Have you ever heard of the Ranken-Jordan Pediatric Bridge Hospital?  Neither had I, until they started paying for full-page ads in the print version of the Wall Street Journal.  And they are massively wasting their ad spend in the WSJ, which must be a LOT of money!  There are so many mistakes and missing elements in their campaign, I don’t even know where to start.  But I’ll give it a try. [disclaimer: I am not any kind of marketing guru-I just grew up in a marketing family, and took a marketing class in community college while studying Purchasing Management]

First, the hospital has no indication in their full-page ad of where the hospital is located.  And they do not define what a “pediatric bridge hospital” does that sets it apart from a regular pediatric hospital.  Thirdly, they begin at the top of the page by asking for money!  That was a big turnoff for me, and I’m betting I’m not the only reader who gets that same impression.

So, if you are a specialty children’s hospital, and you wish to solicit donations, here is a better way of getting readers to give you money.  First, you would describe in easy-to-understand language exactly what makes your institution different from others of its kind.  Take a page from St. Jude’s, and describe a typical patient, both in words and pictures, so you bring home to the public the benefits which your hospital provides to its patients, their parents, and the surrounding community (here’s where you tell people where the hospital is located).  Tell the story of the hospital-who started it, when, and why. Give readers a concrete reason to donate to your institution.

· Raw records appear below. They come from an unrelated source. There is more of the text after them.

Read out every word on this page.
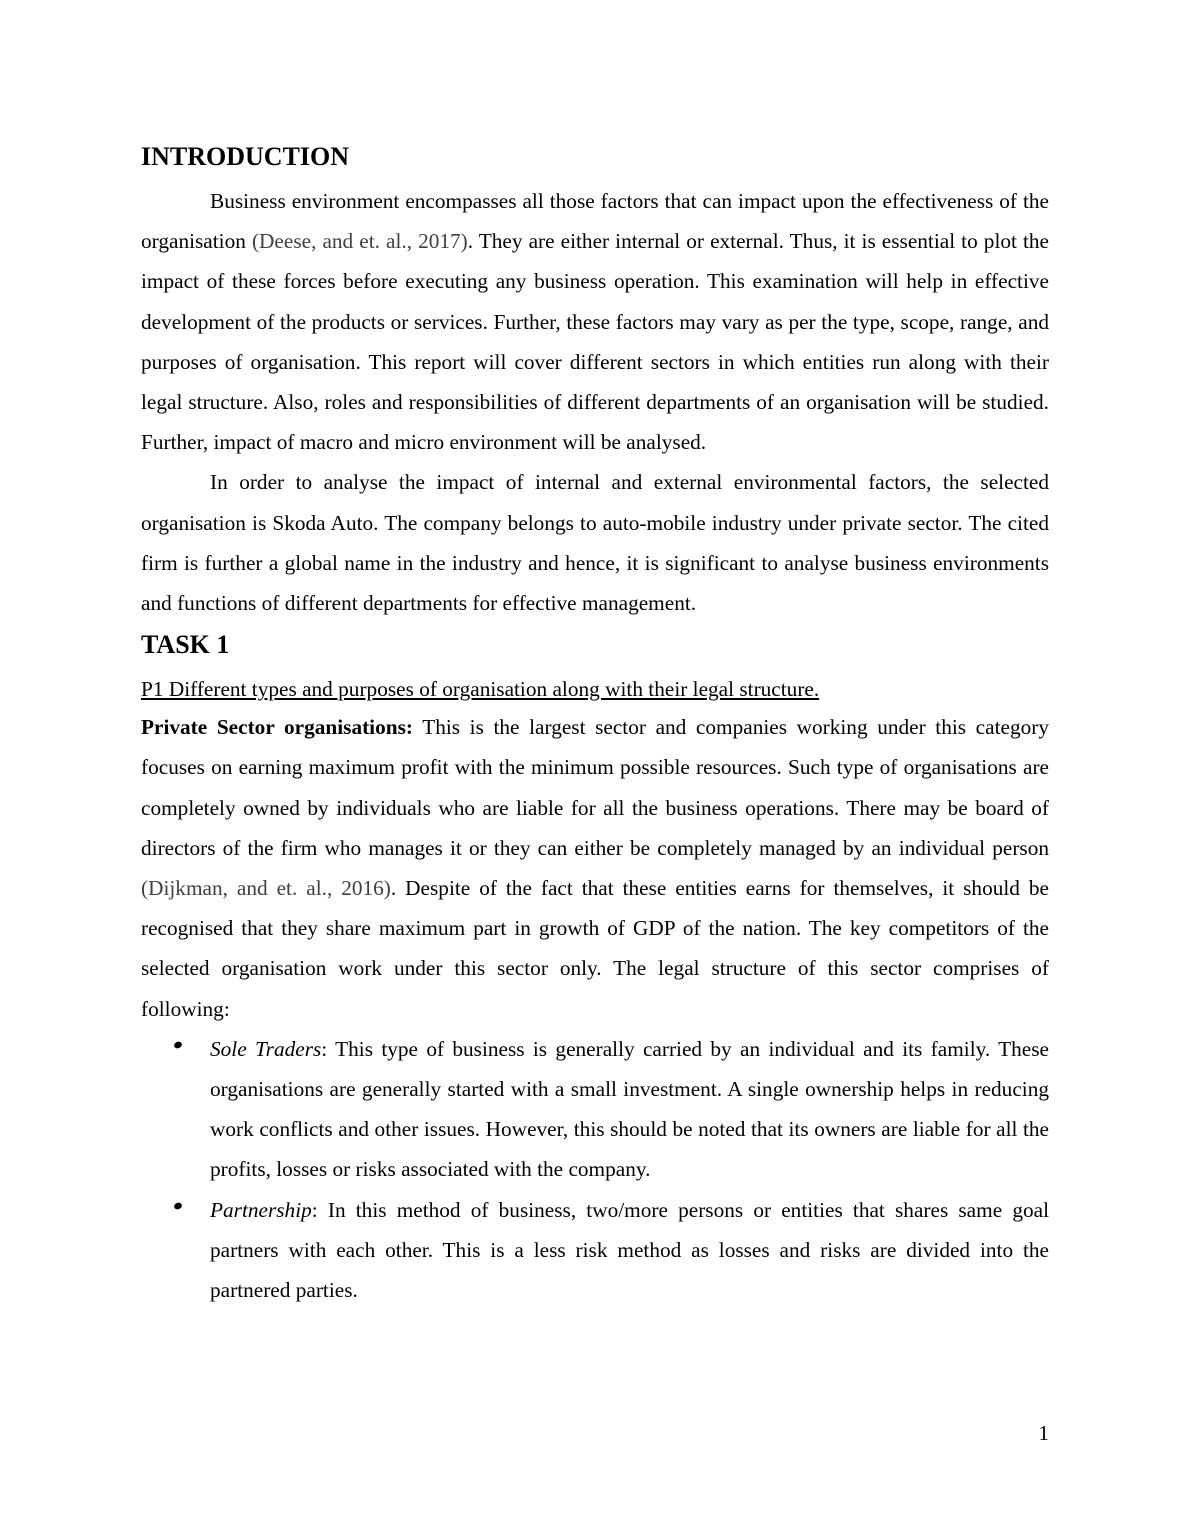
INTRODUCTION

Business environment encompasses all those factors that can impact upon the effectiveness of the organisation (Deese, and et. al., 2017). They are either internal or external. Thus, it is essential to plot the impact of these forces before executing any business operation. This examination will help in effective development of the products or services. Further, these factors may vary as per the type, scope, range, and purposes of organisation. This report will cover different sectors in which entities run along with their legal structure. Also, roles and responsibilities of different departments of an organisation will be studied. Further, impact of macro and micro environment will be analysed.

In order to analyse the impact of internal and external environmental factors, the selected organisation is Skoda Auto. The company belongs to auto-mobile industry under private sector. The cited firm is further a global name in the industry and hence, it is significant to analyse business environments and functions of different departments for effective management.

TASK 1

P1 Different types and purposes of organisation along with their legal structure.

Private Sector organisations: This is the largest sector and companies working under this category focuses on earning maximum profit with the minimum possible resources. Such type of organisations are completely owned by individuals who are liable for all the business operations. There may be board of directors of the firm who manages it or they can either be completely managed by an individual person (Dijkman, and et. al., 2016). Despite of the fact that these entities earns for themselves, it should be recognised that they share maximum part in growth of GDP of the nation. The key competitors of the selected organisation work under this sector only. The legal structure of this sector comprises of following:

Sole Traders: This type of business is generally carried by an individual and its family. These organisations are generally started with a small investment. A single ownership helps in reducing work conflicts and other issues. However, this should be noted that its owners are liable for all the profits, losses or risks associated with the company.
Partnership: In this method of business, two/more persons or entities that shares same goal partners with each other. This is a less risk method as losses and risks are divided into the partnered parties.
1
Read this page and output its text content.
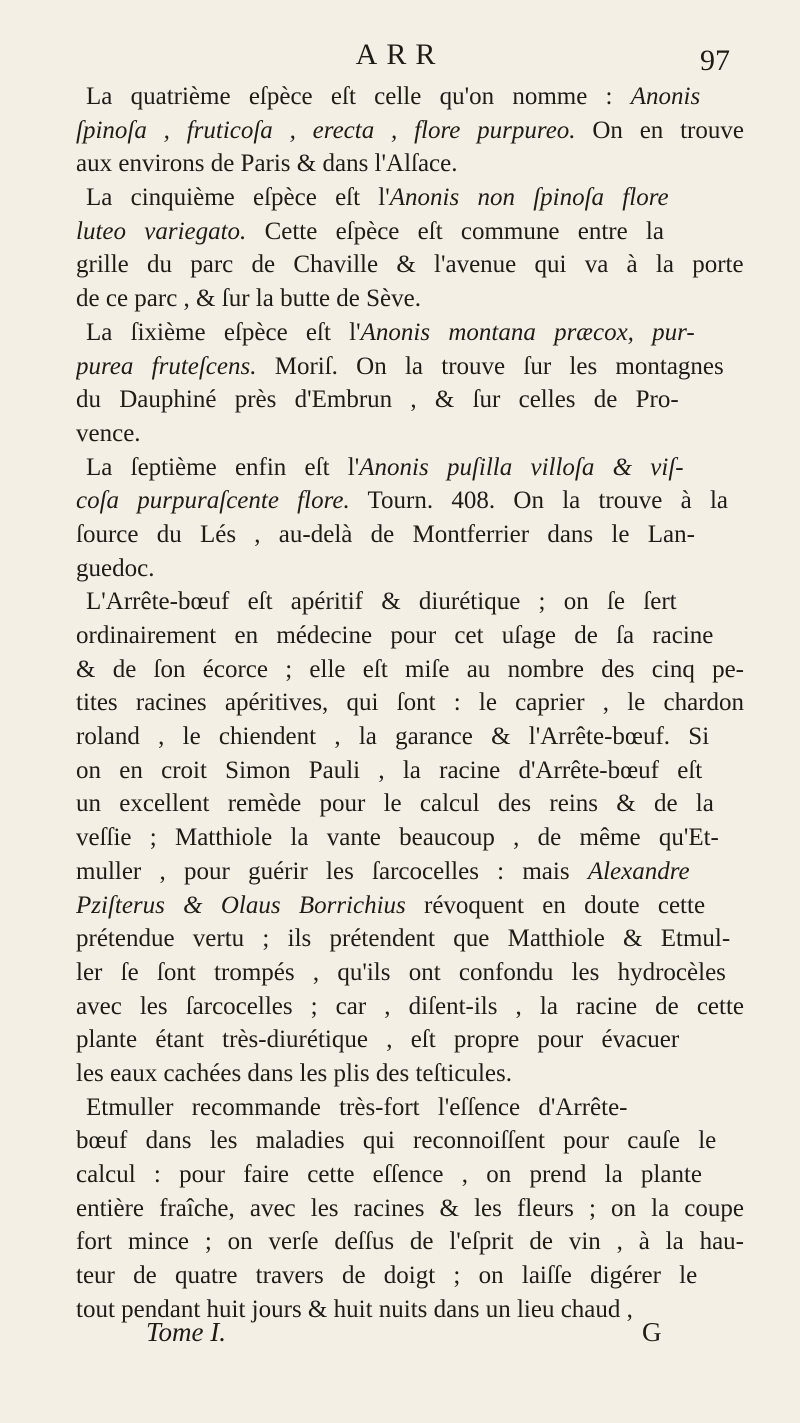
ARR	97
La quatrième eſpèce eſt celle qu'on nomme : Anonis
ſpinoſa , fruticoſa , erecta , flore purpureo. On en trouve
aux environs de Paris & dans l'Alſace.
La cinquième eſpèce eſt l'Anonis non ſpinoſa flore
luteo variegato. Cette eſpèce eſt commune entre la
grille du parc de Chaville & l'avenue qui va à la porte
de ce parc , & ſur la butte de Sève.
La ſixième eſpèce eſt l'Anonis montana præcox, pur-
purea fruteſcens. Moriſ. On la trouve ſur les montagnes
du Dauphiné près d'Embrun , & ſur celles de Pro-
vence.
La ſeptième enfin eſt l'Anonis puſilla villoſa & viſ-
coſa purpuraſcente flore. Tourn. 408. On la trouve à la
ſource du Lés , au-delà de Montferrier dans le Lan-
guedoc.
L'Arrête-bœuf eſt apéritif & diurétique ; on ſe ſert
ordinairement en médecine pour cet uſage de ſa racine
& de ſon écorce ; elle eſt miſe au nombre des cinq pe-
tites racines apéritives, qui ſont : le caprier , le chardon
roland , le chiendent , la garance & l'Arrête-bœuf. Si
on en croit Simon Pauli , la racine d'Arrête-bœuf eſt
un excellent remède pour le calcul des reins & de la
veſſie ; Matthiole la vante beaucoup , de même qu'Et-
muller , pour guérir les ſarcocelles : mais Alexandre
Pziſterus & Olaus Borrichius révoquent en doute cette
prétendue vertu ; ils prétendent que Matthiole & Etmul-
ler ſe ſont trompés , qu'ils ont confondu les hydrocèles
avec les ſarcocelles ; car , diſent-ils , la racine de cette
plante étant très-diurétique , eſt propre pour évacuer
les eaux cachées dans les plis des teſticules.
Etmuller recommande très-fort l'eſſence d'Arrête-
bœuf dans les maladies qui reconnoiſſent pour cauſe le
calcul : pour faire cette eſſence , on prend la plante
entière fraîche, avec les racines & les fleurs ; on la coupe
fort mince ; on verſe deſſus de l'eſprit de vin , à la hau-
teur de quatre travers de doigt ; on laiſſe digérer le
tout pendant huit jours & huit nuits dans un lieu chaud ,
Tome I.	G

Only after you have described the institution, its patients, and its benefits, should you get around to asking for donations.  And you need a better way of asking, instead of just saying “we need your money to provide our services”, which is a bit crude and obvious.  Don’t just hit a reader by asking for money before you tell him why he should donate-don’t make him work for the information he needs to make a decision.  And give an address and phone number for the institution, as well as the Web site address.  Many who read the print WSJ might be old-fashioned enough to need a physical address.

I don’t imagine that anyone from the hospital would ever read this blog post, but if they do, I hope they can learn from it, to make their expensive advertising campaign pay off for them.